Don't get me wrong - what they did wasn't right with either. But there's a very different perspective at play here. At at the least, they are not likely to damage the artwork by putting those ads on it.

Dan
Toronto, Ont.

We don't know that, but assuming it's true, that's hardly the point.
 
which then brings to question if were so pinched for dollars why is TTC budgeting so much on gargantuan public art to begin with in every thing they do? It has no source of revenue. Now if it was something like a display set up by ROM with signs
encouraging them to visit thats different, but it was mentioned above, some art pieces are so subtle that 90% of the people who pass by dont notice nor care.

The public art budget is not "gargantuan" - for the Sheppard line, it was a drop in the bucket and I assume the same was true here. As for your 90% figure, I'd like to see your data on that.
 
The public art budget is not "gargantuan" - for the Sheppard line, it was a drop in the bucket and I assume the same was true here. As for your 90% figure, I'd like to see your data on that.

I think "Sliding Pi" at Downsview fits that description of artwork 90% don't care about; but I've never done a poll.
 
This is neither true nor fair.

If you told TTCRiders (professional rabblerousers) that we were reducing service on a bus route to protect valuable public art, what do you believe the response would be? If, say, councillor Doug Ford were on the TTC board, and you told him that you had a curator and a budget for art, what would you imagine the response would be?

The degradation of art and the system itself is a function of our inability to decide - in a liberal democracy - how large public institutions should be and how to fund them. To some, art is clear second fiddle to transit. To others, there is a place in a public transit agency for art which is as important as SOGR maintenance.

Everyone here needs to remember that the TTC is a public institution which is governed by our politicians. If the institution lacks funds, don't blame the civil servants running it. They are paid to run it within the budget envelope provided. They are doing their jobs competently.

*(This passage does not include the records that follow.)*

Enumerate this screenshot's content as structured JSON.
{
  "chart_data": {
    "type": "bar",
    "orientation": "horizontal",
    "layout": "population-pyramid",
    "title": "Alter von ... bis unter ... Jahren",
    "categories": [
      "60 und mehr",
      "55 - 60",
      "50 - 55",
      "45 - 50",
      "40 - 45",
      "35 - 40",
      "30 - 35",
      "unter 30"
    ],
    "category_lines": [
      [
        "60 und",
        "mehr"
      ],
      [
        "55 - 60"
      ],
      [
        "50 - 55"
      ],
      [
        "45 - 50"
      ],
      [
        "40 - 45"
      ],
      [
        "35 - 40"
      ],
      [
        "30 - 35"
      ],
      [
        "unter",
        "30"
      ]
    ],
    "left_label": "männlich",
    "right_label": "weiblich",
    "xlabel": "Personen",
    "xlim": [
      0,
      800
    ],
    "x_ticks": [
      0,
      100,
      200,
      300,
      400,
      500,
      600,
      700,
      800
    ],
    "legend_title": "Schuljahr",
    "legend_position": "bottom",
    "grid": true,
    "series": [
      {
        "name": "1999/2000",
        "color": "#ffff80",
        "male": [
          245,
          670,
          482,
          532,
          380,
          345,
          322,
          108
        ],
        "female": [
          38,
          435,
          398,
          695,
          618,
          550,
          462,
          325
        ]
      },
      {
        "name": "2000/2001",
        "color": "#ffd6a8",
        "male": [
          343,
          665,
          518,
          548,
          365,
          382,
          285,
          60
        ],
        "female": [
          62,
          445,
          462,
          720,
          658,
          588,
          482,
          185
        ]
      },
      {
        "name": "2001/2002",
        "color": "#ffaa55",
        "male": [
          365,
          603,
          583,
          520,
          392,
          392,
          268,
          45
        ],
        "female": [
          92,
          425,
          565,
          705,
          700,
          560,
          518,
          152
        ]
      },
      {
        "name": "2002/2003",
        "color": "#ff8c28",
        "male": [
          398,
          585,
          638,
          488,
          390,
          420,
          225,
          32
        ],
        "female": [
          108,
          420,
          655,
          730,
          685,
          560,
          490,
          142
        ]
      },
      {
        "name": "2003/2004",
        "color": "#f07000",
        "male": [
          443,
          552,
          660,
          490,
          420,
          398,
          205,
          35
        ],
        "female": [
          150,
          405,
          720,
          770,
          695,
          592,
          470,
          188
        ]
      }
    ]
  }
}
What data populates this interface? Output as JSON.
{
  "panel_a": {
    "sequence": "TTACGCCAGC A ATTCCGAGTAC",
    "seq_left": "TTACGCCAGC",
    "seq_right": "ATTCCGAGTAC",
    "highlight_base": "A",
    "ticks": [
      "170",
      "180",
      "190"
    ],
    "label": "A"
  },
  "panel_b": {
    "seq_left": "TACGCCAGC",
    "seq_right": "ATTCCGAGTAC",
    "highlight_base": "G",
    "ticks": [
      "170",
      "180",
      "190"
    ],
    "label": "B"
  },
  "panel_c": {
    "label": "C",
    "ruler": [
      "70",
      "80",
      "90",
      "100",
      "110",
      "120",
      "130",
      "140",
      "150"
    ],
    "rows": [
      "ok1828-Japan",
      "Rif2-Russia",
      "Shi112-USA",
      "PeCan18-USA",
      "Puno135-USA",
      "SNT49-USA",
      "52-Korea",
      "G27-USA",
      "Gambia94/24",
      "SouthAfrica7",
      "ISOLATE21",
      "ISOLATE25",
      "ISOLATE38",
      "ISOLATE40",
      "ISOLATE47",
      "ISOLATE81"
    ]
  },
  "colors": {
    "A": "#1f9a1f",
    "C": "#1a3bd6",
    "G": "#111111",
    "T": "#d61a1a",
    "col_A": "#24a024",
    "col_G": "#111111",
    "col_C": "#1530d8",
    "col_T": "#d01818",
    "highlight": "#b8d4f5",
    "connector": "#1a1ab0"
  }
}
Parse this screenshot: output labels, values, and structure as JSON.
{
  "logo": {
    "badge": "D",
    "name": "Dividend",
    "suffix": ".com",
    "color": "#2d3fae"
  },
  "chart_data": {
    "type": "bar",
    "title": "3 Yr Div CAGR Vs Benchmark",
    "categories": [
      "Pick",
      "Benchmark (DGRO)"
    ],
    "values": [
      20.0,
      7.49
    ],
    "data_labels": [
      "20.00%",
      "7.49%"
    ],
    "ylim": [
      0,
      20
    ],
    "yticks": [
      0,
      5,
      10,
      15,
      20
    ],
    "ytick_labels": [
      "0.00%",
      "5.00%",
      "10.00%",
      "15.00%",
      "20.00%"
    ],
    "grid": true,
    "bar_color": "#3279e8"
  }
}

None of us criticizes doctors when the waits in emergency rooms is long. We aim at the government funding healthcare. A similar approach is necessary here. I would bet money that no TTC employee ever let anything joyfully go to ratshit, rather that was just the way the wind was blowing.

Canadians I think have done a poor job of holding politicians to account. This discussion is off the mark and letting the guilty - or at the very least - responsible parties off the hook.

It is true (the facts about Arc en Ciel are not up for debate), and it is fair.

Who said the choice was between maintaining this piece of public art or reducing service on a bus route? Who presented this to you as an either/or decision? Are they really making enough money off this one ad to preserve service levels on a transit route? I would be shocked if that was the case. Can similar funds not be raised with an ad or ads located elsewhere on the system which do not cover up publicly funded public art? I would assume that to be the case - there are a lot of empty walls near a lot of foot traffic in the system.

And yes I do blame the civil servants running the agency when they cannot responsibly manage public assets. But, agreed, the politicians and lack of funding are primarily to blame here.

TTC employees quite literally let Arc en Ciel go to ratshit, and they didn't seem to care. The facts in that case are appalling.

Yes, I agree that we do a poor job of holding politicians, and the people running public agencies like TTC, to account.